Сифилитические кератиты



Поражение роговицы при сифилисе может быть врождённым или приобретенным, но чаще возникает при врождённом сифилисе. Процесс поражает задние слои роговицы и протекает в виде диффузного паренхиматозного кератита. Реже встречаются глубокий точечный сифилитический, пустулоформный глубокий кератит Фукса и гумма роговицы. Для сифилитических кератитов характерны: цикличное течение, двусторонность поражения, частое вовлечение в процесс сосудистого тракта, отсутствие рецидивов, восстановление остроты зрения после излечения.

Клиническая картина

Сифилитический диффузный паренхиматозный кератит включает три периода: инфильтрации (прогрессирующий), васкуляризации и рассасывания (регрессирующий).

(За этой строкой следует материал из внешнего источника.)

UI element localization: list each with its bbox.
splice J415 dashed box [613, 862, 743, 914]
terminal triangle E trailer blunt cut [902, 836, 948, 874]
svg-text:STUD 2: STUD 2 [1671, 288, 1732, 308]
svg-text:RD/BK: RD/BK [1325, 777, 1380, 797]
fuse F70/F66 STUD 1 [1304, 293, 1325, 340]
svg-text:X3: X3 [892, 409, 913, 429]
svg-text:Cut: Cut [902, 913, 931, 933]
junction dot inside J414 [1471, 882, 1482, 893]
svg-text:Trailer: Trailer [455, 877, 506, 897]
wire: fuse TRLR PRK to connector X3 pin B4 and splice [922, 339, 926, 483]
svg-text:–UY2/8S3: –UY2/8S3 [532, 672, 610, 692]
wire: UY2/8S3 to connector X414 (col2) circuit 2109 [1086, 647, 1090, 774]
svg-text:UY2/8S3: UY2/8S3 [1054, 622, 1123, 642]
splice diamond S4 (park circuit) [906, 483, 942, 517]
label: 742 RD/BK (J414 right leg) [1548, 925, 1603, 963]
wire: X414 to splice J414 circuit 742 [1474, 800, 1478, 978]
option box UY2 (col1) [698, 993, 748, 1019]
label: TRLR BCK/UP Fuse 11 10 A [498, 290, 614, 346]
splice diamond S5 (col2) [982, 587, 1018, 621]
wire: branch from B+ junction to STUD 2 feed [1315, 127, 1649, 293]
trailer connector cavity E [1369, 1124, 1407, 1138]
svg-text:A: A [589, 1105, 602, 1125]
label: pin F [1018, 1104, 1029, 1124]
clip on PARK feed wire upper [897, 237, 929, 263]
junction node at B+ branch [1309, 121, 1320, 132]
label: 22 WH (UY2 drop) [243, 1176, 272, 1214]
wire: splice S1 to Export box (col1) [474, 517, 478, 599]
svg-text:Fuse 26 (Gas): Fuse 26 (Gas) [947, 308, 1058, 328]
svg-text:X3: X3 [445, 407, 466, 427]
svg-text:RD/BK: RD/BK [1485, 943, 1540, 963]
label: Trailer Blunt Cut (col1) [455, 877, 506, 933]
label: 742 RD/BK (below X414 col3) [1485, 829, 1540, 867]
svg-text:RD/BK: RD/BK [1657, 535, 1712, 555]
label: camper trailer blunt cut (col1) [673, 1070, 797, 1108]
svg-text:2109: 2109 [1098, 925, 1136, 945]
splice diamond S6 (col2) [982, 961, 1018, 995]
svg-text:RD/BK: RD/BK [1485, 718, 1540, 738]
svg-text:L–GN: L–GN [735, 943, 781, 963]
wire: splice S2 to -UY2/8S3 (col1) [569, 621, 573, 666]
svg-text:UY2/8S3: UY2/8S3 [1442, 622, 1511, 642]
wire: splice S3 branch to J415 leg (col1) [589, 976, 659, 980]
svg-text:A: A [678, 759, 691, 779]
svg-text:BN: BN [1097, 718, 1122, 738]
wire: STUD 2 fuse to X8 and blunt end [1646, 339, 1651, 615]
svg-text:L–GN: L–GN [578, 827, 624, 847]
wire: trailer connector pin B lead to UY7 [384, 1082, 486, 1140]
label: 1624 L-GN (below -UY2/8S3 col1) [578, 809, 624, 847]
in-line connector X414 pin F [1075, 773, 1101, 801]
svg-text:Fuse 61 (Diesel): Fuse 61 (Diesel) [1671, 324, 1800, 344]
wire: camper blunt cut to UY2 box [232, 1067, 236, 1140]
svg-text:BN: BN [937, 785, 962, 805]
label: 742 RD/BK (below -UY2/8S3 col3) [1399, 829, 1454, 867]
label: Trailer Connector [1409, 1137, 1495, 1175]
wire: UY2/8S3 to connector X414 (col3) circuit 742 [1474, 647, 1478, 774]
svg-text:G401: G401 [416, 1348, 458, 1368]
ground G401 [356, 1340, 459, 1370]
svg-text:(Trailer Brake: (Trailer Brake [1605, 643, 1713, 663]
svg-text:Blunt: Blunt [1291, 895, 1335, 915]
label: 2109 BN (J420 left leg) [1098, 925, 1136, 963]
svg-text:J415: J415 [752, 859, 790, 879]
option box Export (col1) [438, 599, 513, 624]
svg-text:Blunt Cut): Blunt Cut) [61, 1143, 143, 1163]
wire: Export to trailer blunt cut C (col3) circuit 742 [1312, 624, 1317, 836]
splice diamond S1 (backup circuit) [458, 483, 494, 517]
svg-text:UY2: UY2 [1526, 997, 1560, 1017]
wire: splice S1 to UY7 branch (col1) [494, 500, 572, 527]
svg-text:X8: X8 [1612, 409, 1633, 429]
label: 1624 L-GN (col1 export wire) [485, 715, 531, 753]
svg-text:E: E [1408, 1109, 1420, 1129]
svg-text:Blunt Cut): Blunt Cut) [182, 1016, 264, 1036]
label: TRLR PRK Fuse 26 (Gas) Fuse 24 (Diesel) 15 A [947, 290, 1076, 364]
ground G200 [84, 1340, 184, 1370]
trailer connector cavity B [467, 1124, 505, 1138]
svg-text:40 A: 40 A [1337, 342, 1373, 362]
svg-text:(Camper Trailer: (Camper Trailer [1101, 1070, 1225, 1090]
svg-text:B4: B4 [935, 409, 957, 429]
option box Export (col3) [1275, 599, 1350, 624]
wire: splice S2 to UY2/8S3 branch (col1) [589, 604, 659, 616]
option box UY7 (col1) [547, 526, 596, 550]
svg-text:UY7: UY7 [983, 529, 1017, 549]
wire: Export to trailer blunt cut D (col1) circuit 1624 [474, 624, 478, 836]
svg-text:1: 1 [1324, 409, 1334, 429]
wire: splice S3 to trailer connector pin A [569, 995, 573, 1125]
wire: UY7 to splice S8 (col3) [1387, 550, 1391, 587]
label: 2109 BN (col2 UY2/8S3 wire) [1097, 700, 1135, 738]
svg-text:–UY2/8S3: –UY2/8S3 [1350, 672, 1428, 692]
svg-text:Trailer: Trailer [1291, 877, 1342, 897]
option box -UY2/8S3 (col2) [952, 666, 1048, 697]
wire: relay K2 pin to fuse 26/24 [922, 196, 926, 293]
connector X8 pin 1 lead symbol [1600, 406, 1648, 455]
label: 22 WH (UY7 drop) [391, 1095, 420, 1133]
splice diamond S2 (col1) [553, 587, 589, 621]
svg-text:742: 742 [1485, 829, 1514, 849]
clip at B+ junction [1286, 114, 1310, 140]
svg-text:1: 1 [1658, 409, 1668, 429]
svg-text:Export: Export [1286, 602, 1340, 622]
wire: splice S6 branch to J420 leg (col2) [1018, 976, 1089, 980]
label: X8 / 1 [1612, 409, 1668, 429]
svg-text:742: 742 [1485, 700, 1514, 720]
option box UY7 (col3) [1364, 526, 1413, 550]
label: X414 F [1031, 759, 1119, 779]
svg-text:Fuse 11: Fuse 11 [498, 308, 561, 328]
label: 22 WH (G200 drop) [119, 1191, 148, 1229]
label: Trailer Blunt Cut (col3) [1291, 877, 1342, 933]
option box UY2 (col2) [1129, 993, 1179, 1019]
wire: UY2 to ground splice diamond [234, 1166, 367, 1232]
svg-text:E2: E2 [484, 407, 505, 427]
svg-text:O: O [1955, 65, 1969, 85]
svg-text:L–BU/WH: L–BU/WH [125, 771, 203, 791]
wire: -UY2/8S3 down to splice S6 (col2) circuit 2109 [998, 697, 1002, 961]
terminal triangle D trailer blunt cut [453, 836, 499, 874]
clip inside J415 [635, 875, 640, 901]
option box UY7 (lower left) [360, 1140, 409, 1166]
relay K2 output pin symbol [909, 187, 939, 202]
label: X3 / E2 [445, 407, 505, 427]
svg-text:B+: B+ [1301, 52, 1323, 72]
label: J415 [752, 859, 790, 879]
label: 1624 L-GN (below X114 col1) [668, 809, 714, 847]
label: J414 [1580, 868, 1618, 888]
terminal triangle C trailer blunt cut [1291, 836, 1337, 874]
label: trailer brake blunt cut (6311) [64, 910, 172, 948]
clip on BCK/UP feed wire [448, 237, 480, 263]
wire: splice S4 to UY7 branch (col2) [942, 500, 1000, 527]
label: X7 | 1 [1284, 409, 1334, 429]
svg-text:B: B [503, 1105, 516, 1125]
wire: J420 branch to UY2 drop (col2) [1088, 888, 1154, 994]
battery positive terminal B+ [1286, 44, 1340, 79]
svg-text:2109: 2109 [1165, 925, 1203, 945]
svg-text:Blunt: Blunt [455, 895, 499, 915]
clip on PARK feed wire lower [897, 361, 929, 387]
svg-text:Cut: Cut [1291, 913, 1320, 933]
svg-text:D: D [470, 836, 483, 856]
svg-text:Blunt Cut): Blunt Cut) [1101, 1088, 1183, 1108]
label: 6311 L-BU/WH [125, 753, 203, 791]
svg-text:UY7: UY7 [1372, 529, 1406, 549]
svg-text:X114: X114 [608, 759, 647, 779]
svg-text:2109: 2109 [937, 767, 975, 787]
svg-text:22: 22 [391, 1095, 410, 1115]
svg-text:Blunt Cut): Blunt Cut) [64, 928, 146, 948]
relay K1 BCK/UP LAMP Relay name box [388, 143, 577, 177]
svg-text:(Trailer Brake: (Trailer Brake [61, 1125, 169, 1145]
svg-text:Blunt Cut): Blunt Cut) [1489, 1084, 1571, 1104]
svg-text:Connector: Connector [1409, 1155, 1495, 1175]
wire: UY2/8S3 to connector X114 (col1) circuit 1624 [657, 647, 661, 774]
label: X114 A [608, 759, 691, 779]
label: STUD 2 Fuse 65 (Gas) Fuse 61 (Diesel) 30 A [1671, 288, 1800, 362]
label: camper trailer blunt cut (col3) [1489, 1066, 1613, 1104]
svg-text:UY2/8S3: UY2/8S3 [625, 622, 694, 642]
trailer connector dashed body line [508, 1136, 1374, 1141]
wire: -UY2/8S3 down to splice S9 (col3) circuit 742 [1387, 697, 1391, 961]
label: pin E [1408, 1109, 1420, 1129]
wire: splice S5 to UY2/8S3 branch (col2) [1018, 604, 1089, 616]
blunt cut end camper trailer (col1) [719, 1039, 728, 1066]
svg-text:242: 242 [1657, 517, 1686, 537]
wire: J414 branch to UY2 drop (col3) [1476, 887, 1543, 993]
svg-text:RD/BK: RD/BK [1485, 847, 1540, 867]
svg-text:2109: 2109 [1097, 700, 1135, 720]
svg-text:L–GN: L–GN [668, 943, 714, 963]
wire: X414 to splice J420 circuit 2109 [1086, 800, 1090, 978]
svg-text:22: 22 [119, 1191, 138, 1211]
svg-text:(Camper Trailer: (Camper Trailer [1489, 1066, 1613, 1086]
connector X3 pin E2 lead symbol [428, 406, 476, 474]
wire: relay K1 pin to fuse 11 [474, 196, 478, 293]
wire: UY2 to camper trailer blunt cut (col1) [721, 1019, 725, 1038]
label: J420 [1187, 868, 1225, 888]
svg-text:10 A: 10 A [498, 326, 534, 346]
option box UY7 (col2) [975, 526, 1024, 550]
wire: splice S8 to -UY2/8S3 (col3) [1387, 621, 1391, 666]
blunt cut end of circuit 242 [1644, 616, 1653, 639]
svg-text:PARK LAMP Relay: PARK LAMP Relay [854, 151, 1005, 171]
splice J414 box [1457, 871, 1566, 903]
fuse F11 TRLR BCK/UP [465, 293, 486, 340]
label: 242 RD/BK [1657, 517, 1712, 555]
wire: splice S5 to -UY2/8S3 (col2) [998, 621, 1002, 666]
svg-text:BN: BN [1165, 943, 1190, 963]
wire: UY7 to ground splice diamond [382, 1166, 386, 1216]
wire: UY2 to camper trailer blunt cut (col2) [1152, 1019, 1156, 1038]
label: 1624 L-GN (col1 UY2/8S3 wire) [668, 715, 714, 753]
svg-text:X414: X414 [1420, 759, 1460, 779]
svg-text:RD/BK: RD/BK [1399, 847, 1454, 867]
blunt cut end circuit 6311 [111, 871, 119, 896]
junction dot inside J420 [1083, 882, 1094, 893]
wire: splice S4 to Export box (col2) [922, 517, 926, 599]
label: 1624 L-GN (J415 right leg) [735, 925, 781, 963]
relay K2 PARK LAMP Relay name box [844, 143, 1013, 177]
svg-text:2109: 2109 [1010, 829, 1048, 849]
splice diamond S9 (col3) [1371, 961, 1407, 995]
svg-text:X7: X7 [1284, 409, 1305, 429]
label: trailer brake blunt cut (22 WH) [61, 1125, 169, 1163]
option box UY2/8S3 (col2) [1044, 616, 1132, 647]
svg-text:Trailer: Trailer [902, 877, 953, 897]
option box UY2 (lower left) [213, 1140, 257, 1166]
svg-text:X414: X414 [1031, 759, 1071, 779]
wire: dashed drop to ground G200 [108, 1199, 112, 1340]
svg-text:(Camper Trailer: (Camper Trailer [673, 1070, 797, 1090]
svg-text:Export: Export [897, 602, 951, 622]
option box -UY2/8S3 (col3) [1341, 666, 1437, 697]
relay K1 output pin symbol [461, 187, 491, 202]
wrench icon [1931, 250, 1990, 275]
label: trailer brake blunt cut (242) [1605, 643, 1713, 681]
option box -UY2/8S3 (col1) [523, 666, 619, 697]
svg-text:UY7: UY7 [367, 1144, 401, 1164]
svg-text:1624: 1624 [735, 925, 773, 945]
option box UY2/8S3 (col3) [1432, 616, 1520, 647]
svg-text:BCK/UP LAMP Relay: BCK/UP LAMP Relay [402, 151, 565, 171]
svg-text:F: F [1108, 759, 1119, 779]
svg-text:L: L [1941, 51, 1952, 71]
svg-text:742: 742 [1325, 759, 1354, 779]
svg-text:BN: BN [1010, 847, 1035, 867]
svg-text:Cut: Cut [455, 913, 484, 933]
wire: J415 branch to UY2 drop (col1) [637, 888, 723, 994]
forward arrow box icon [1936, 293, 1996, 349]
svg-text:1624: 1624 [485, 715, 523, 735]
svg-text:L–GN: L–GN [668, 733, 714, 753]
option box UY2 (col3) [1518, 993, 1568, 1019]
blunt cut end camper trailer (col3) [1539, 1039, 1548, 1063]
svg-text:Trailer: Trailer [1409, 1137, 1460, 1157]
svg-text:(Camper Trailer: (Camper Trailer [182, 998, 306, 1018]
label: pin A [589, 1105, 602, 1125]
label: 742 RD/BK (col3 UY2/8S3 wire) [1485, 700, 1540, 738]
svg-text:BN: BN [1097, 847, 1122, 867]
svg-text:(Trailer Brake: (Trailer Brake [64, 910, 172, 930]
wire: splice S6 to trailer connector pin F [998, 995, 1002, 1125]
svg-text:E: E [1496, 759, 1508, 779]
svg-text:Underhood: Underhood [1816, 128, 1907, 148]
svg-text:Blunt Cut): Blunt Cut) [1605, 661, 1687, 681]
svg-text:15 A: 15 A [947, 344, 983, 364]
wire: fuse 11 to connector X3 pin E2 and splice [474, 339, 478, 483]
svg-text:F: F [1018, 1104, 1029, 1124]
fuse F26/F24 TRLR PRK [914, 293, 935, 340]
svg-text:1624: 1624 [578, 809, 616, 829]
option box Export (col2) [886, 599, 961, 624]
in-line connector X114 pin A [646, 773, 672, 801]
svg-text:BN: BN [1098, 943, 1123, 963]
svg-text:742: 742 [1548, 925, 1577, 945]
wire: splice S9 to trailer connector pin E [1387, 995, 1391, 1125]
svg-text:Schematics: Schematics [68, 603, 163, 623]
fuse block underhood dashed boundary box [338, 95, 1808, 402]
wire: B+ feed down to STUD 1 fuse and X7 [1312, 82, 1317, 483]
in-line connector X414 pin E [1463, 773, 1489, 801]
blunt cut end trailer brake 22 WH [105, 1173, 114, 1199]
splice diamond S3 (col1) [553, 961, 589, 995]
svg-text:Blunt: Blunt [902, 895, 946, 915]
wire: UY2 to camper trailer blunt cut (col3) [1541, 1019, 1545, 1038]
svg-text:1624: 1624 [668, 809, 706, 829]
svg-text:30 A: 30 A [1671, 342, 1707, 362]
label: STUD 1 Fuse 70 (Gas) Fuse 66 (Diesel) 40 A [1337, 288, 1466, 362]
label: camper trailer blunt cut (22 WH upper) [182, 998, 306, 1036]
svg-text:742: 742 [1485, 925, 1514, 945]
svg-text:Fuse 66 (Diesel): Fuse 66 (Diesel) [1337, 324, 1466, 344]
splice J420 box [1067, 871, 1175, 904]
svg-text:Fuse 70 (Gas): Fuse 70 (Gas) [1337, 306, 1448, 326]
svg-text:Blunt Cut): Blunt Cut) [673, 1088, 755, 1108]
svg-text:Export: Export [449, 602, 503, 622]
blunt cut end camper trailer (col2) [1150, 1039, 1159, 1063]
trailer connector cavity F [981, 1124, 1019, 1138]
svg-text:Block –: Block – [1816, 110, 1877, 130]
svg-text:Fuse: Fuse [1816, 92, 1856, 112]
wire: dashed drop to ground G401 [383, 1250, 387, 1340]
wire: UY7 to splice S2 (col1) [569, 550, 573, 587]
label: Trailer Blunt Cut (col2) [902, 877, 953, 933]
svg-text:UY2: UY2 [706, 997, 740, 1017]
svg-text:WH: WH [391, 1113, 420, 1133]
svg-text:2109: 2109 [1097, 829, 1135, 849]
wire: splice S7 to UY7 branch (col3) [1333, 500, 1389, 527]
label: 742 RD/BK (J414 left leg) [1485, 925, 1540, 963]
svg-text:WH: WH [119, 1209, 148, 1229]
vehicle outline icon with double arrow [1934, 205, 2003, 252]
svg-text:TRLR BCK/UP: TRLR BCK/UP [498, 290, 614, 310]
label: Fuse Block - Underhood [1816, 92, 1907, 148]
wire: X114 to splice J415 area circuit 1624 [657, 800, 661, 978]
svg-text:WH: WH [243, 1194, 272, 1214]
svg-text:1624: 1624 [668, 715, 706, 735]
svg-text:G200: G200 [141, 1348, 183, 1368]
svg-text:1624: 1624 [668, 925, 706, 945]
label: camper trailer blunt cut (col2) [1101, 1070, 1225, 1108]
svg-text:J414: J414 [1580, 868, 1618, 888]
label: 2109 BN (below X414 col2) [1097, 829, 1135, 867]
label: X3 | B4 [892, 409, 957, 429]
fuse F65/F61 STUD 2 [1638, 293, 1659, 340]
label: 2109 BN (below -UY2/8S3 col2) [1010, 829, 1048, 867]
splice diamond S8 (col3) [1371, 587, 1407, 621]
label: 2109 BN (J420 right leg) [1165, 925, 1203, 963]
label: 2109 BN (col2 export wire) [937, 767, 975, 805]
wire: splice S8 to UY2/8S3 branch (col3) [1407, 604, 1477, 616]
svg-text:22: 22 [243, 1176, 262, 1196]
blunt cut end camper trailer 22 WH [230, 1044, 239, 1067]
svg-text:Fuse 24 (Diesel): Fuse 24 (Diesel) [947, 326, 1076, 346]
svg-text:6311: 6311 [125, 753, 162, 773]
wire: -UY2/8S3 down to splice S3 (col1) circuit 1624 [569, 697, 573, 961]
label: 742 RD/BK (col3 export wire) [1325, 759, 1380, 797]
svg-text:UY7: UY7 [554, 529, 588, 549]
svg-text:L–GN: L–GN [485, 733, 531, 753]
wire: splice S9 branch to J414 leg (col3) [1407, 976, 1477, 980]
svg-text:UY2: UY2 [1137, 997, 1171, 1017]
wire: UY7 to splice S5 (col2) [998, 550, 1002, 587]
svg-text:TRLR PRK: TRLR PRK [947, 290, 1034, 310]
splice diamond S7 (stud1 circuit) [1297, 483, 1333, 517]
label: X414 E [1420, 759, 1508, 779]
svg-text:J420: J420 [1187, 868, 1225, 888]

? Период инфильтрации длится в среднем 3-4 нед. На глазном яблоке появляется слабо выраженная перикорнеальная инъекция, отмечается небольшая светобоязнь и весьма умеренное слезотечение. Затем в строме роговицы у лимба или в нескольких миллиметрах от него (чаще в верхнем сегменте) в глубоких слоях стромы появляется серовато-белый инфильтрат, состоящий из отдельных точек, чёрточек, штрихов. Поверхность над инфильтратом становится шероховатой и приобретает серый оттенок вследствие распространения отёка на эпителий. Иногда наблюдается распространение инфильтрата во всех направлениях. Постепенно помутнение усиливается, приобретает вид диффузной мути, хотя при биомикроскопии видно, что помутнение по-прежнему состоит из отдельных чёрточек, штрихов и точек, расположенных близко друг от друга и местами даже сливающихся. Процесс с лимба переходит на роговицу, она вся становится мутной. Чувствительность роговицы снижается. Помутнение может занимать всю роговицу или центральную её часть (может иметь вид кольца или точек). В этот период нарастает роговичный синдром, снижается острота зрения.

? Стадия васкуляризации. Одновременно с увеличением интенсивности помутнения на 5-й неделе в роговицу от лимба начинают врастать глубокие сосуды в виде кисточек и метёлок. Они идут прямолинейно, не разветвляясь и не анастомозируя. Лимб становится отёчным, как бы надвигается на роговицу. При биомикроскопии оптический срез роговицы увеличивается в 1-1/2 раза. Роговица напоминает матовое стекло с шероховатой поверхностью. В этот период у 90% больных отмечаются признаки увеита, проявляющиеся в появлении преципитатов на эндотелии роговицы, гиперемии радужки. Этот период длится 6-8 нед, иногда и дольше. Различают сосудистый паренхиматозный кератит, характеризующийся обилием новообразованных сосудов, и бессосудистый кератит, при котором сосуды почти отсутствуют. При сосудистой форме сосуды пронизывают всю роговицу, придавая ей цвет несвежего мяса. При биомикроскопии отмечается резкое набухание внутренней пограничной мембраны, появление в ней складок, идущих от периферии к центру, сальные серые преципитаты. Преципитаты, обладая литическим свойством, разрушают эндотелий, что способствует проникновению влаги в строму роговицы. Задние синехии образуются редко. Иногда повышается ВГД.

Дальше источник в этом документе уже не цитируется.